ABAIXO-ASSINADO

VÍDEO: ‘Movimento Salve a Boyes’ faz campanha contra construção de torres residenciais

Por André Thieful |
| Tempo de leitura: 2 min
Claudinho Coradini/JP
Grupo de mobiliza para impedir a construção de torres residenciais na antiga fábrica da Boyes
Grupo de mobiliza para impedir a construção de torres residenciais na antiga fábrica da Boyes

Um abaixo-assinado lançado na semana passada intitulado ‘Movimento em Defesa da Boyes visa barrar a construção de torres residenciais na antiga fábrica. Em junho passado, o Codepac (Conselho de Defesa do Patrimônio Cultural) autorizou a demolição de prédios do local na rua Antonio Corrêa Barbosa, onde seria construído um shopping. O conjunto é formado por 13 prédios, dos quais seis devem ser demolidos.

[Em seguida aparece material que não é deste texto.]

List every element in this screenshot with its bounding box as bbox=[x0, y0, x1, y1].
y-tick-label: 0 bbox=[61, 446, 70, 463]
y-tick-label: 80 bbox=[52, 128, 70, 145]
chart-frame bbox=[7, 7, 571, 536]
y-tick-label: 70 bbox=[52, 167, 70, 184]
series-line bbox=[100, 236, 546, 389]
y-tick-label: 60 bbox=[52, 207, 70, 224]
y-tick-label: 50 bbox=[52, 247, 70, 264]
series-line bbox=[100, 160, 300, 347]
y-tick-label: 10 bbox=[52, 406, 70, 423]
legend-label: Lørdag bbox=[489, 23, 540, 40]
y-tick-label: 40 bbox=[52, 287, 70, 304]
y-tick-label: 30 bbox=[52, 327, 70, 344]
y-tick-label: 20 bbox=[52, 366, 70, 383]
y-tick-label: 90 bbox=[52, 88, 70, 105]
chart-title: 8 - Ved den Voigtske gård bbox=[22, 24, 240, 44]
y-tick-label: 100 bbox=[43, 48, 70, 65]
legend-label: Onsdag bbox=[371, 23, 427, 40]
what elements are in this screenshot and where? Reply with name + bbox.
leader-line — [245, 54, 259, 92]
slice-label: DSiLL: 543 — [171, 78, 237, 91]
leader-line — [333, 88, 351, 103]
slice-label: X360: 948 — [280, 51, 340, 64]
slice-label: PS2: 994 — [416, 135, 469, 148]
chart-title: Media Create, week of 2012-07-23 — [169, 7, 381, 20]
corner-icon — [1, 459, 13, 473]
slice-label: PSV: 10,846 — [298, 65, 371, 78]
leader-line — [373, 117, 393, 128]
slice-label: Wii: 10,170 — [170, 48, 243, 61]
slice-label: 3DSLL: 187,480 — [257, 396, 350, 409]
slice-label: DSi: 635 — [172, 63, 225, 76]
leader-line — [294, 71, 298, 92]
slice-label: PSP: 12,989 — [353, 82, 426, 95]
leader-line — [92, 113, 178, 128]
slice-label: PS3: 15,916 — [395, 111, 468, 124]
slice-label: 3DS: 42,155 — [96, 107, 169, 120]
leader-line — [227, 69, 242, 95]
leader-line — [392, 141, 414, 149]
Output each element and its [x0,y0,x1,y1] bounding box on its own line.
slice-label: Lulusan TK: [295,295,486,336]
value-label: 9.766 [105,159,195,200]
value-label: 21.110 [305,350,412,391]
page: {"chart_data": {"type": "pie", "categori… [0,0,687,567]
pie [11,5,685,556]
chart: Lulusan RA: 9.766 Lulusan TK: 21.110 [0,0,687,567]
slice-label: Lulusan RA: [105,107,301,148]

A petição pública lançada na semana passada alerta que “o empreendimento visa construir um centro comercial e quatro torres residenciais com mais de 90 metros praticamente na orla do Rio Piracicaba” de acordo com a petição, a fábrica da Boyes e as construções do Engenho Central, formam um conjunto arquitetônico, que remonta ao século 19.  “É fundamental nos posicionarmos pois a preservação da Boyes vai muito além de seu aspecto físico”, diz a petição. “Devemos fazer essa discussão de forma transparente e democrática. Decidir em conjunto com todas as representações da cidade, com seus cidadãos, qual o destino mais adequado para a Boyes” argumenta os organizadores do abaixo-assinado.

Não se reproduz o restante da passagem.